Self Balancing BST : The time complexity of the search, insert and delete operations in a self-balancing Binary Search Tree (BST) (like Red-Black Tree, AVL Tree, Splay Tree, etc) is O(L * Log n) where n is total number words and L is the length of the word. The advantage of Self-balancing BSTs is that they maintain order which makes operations like minimum, maximum, closest (floor or ceiling) and kth largest faster.
Why Trie? :-
- With Trie, we can insert and find strings in O(L) time where L represent the length of a single word. This is obviously faster than BST. This is also faster than Hashing because of the ways it is implemented. We do not need to compute any hash function. No collision handling is required (like we do in [open addressing and separate chaining
- Another advantage of Trie is, we can easily print all words in alphabetical order which is not easily possible with hashing.

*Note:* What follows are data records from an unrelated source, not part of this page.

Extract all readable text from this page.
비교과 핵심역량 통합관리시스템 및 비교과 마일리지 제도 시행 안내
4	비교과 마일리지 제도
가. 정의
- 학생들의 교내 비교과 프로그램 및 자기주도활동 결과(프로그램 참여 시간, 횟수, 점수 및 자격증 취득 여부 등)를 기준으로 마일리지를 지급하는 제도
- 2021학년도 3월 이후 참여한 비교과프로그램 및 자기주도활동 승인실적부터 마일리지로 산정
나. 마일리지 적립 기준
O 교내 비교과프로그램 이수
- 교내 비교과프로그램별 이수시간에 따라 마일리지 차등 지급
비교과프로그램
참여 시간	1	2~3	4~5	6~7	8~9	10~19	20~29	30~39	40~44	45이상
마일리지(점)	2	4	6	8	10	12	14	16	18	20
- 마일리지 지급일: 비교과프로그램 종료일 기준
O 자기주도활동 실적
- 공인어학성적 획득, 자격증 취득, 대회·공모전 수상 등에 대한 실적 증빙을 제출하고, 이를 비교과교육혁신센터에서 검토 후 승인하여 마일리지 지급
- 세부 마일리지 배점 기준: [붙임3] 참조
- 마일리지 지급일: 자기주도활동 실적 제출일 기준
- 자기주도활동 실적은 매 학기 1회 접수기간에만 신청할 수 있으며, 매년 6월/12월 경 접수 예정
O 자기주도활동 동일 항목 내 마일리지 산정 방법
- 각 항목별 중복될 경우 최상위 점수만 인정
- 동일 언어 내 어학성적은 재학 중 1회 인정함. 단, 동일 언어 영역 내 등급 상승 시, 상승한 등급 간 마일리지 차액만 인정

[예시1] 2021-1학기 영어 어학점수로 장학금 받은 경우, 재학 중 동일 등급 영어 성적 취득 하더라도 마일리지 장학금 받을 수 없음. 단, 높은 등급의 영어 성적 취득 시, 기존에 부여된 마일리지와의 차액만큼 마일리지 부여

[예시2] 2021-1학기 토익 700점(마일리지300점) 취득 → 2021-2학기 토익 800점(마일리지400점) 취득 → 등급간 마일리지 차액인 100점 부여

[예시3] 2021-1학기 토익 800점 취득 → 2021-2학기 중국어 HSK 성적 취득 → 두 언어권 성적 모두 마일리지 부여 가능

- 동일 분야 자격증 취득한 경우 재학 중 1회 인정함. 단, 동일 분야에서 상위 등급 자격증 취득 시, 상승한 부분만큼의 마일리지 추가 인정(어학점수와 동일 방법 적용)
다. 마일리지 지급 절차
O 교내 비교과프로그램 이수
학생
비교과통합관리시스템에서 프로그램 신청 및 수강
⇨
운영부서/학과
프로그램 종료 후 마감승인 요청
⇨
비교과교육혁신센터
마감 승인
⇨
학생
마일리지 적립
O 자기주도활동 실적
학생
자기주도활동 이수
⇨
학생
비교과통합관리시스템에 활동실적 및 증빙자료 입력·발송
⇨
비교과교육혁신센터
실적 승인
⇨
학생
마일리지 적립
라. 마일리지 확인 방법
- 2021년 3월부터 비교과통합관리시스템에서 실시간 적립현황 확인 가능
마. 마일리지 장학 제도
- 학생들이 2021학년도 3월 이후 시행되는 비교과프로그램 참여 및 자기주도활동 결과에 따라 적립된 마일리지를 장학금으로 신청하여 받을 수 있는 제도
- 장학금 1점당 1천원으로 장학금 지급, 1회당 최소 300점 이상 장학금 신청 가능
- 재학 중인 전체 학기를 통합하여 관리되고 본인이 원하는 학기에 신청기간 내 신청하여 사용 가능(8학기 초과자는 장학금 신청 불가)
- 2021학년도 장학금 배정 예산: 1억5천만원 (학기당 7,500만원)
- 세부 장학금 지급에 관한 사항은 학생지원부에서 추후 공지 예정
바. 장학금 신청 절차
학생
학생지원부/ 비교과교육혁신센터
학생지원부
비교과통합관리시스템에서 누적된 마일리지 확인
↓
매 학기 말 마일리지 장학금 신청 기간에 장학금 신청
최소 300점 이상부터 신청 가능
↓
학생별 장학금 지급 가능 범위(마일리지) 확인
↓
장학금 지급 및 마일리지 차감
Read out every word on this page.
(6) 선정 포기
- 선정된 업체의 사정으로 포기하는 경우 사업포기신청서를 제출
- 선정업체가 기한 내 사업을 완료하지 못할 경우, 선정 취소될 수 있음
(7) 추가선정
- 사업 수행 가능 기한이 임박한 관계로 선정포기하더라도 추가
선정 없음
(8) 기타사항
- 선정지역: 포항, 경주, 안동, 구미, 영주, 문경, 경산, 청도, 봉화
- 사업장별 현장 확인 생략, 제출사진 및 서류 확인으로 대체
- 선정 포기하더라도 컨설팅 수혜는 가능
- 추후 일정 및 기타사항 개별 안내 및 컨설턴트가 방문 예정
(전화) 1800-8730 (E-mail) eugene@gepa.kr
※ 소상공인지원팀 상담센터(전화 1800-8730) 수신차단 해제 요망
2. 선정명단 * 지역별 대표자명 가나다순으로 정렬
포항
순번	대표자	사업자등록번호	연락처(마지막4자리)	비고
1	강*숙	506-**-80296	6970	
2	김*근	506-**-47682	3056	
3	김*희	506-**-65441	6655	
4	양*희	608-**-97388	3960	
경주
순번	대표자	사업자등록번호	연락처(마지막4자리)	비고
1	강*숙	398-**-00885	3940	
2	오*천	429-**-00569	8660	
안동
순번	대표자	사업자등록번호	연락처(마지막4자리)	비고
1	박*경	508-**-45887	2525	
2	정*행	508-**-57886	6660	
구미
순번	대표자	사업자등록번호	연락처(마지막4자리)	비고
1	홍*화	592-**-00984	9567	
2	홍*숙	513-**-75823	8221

- We can efficiently do prefix search (or auto-complete) with Trie.
Issues with Trie :-
The main disadvantage of tries is that they need a lot of memory for storing the strings. For each node we have too many node pointers(equal to number of characters of the alphabet), if space is concerned, then Ternary Search Tree can be preferred for dictionary implementations. In Ternary Search Tree, the time complexity of search operation is O(h) where h is the height of the tree. Ternary Search Trees also supports other operations supported by Trie like prefix search, alphabetical order printing, and nearest neighbor search.
The final conclusion is regarding tries data structure is that they are faster but require huge memory for storing the strings.